In the previous study, we successfully established rat models with osteosclerotic and osteoporotic/osteomalacic skeletal fluorosis. Moreover, we conducted mRNA sequencing plus targeted bisulfite sequencing (TBS) for identifying the 8 genes (Ostn, Siglec-15, Cthrc1, Slc9b2, Mill1, Serpinh1, Dhh, and Atp6v0a4) with significant differential methylation levels in rats with different types of skeletal fluorosis (Ding et al., 2023). Among them, Siglec-15, with the second highest differential methylation level, has been identified as a key regulator in bone metabolism and a potential therapeutic target for its associated diseases (Huang et al., 2023; Kang et al., 2020).
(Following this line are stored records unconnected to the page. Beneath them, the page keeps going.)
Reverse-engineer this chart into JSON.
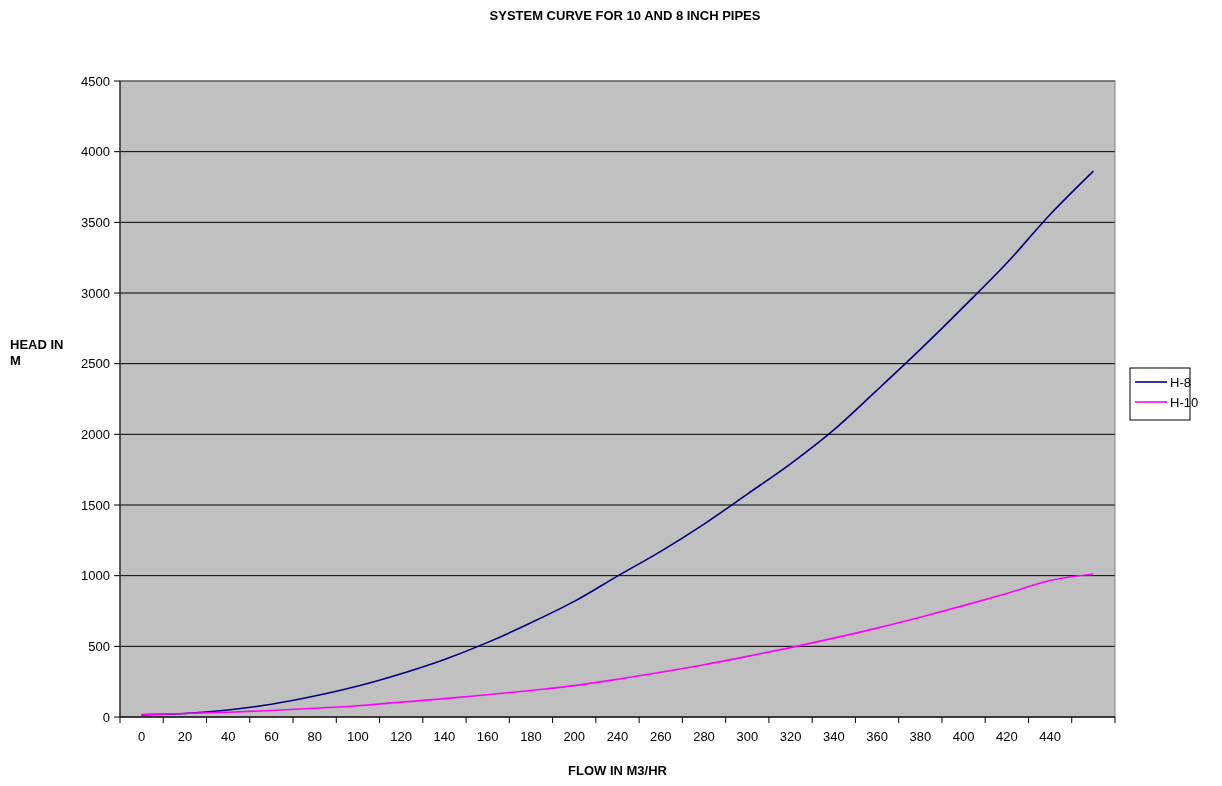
{
  "chart_data": {
    "type": "line",
    "title": "SYSTEM CURVE FOR 10 AND 8 INCH PIPES",
    "xlabel": "FLOW IN M3/HR",
    "ylabel": "HEAD IN M",
    "categories": [
      "0",
      "20",
      "40",
      "60",
      "80",
      "100",
      "120",
      "140",
      "160",
      "180",
      "200",
      "240",
      "260",
      "280",
      "300",
      "320",
      "340",
      "360",
      "380",
      "400",
      "420",
      "440",
      null
    ],
    "series": [
      {
        "name": "H-8",
        "color": "#000080",
        "values": [
          15,
          25,
          50,
          90,
          148,
          219,
          306,
          407,
          528,
          667,
          818,
          997,
          1172,
          1365,
          1577,
          1791,
          2031,
          2313,
          2601,
          2902,
          3212,
          3555,
          3862
        ]
      },
      {
        "name": "H-10",
        "color": "#ff00ff",
        "values": [
          18,
          25,
          34,
          46,
          62,
          80,
          105,
          130,
          157,
          188,
          222,
          267,
          317,
          370,
          429,
          491,
          558,
          629,
          706,
          788,
          874,
          966,
          1012
        ]
      }
    ],
    "ylim": [
      0,
      4500
    ],
    "yticks": [
      0,
      500,
      1000,
      1500,
      2000,
      2500,
      3000,
      3500,
      4000,
      4500
    ],
    "grid": "y",
    "legend": "right",
    "line_style": "solid",
    "marker": "none"
  }
}
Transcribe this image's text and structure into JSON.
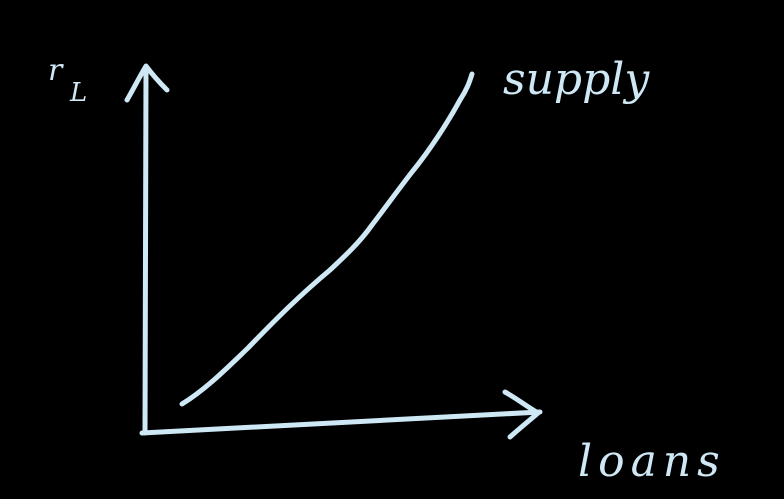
{
  "colors": {
    "background": "#000000",
    "ink": "#cfe8f5"
  },
  "labels": {
    "y_axis": "r",
    "y_axis_subscript": "L",
    "x_axis": "loans",
    "curve": "supply"
  }
}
At present, SIGLEC-15 is widely suggested to mediate bone loss caused by osteoarthritis (Shimizu et al., 2015), estrogen deficiency (Kameda et al., 2015) and glucocorticoid-induced osteoporosis (Sato et al., 2020), primarily through influencing osteoclast differentiation. However, limited studies have been conducted to explore its influence on osteoblasts. Therefore, for reasons outlined above, we chose to investigate the role and mechanism of methionine in different types of skeletal fluorosis based on the Siglec-15 gene.

To sum up, this study addressed the following scientific inquiries: 1) whether methionine played a part in the development of different types of skeletal fluorosis; and 2) whether methionine affected the methylation levels of key genes during bone turnover in different skeletal fluorosis types. Hence, attempting to answer these questions, the following investigations were conducted: 1) the effect of methionine on abnormal bone turnover in rats with different types of skeletal fluorosis; 2) the methylation levels of Siglec-15 in fluoride-exposed osteoblasts and osteoclasts under different nutritional conditions and the regulatory role of methionine in Siglec-15 methylation; 3) the regulatory mechanism of methionine in Siglec-15 methylation. The present work focused on addressing logical relationships among nutrients, DNA methylation, and different skeletal fluorosis types, thereby providing the scientific basis for developing nutrition intervention strategies for skeletal fluorosis.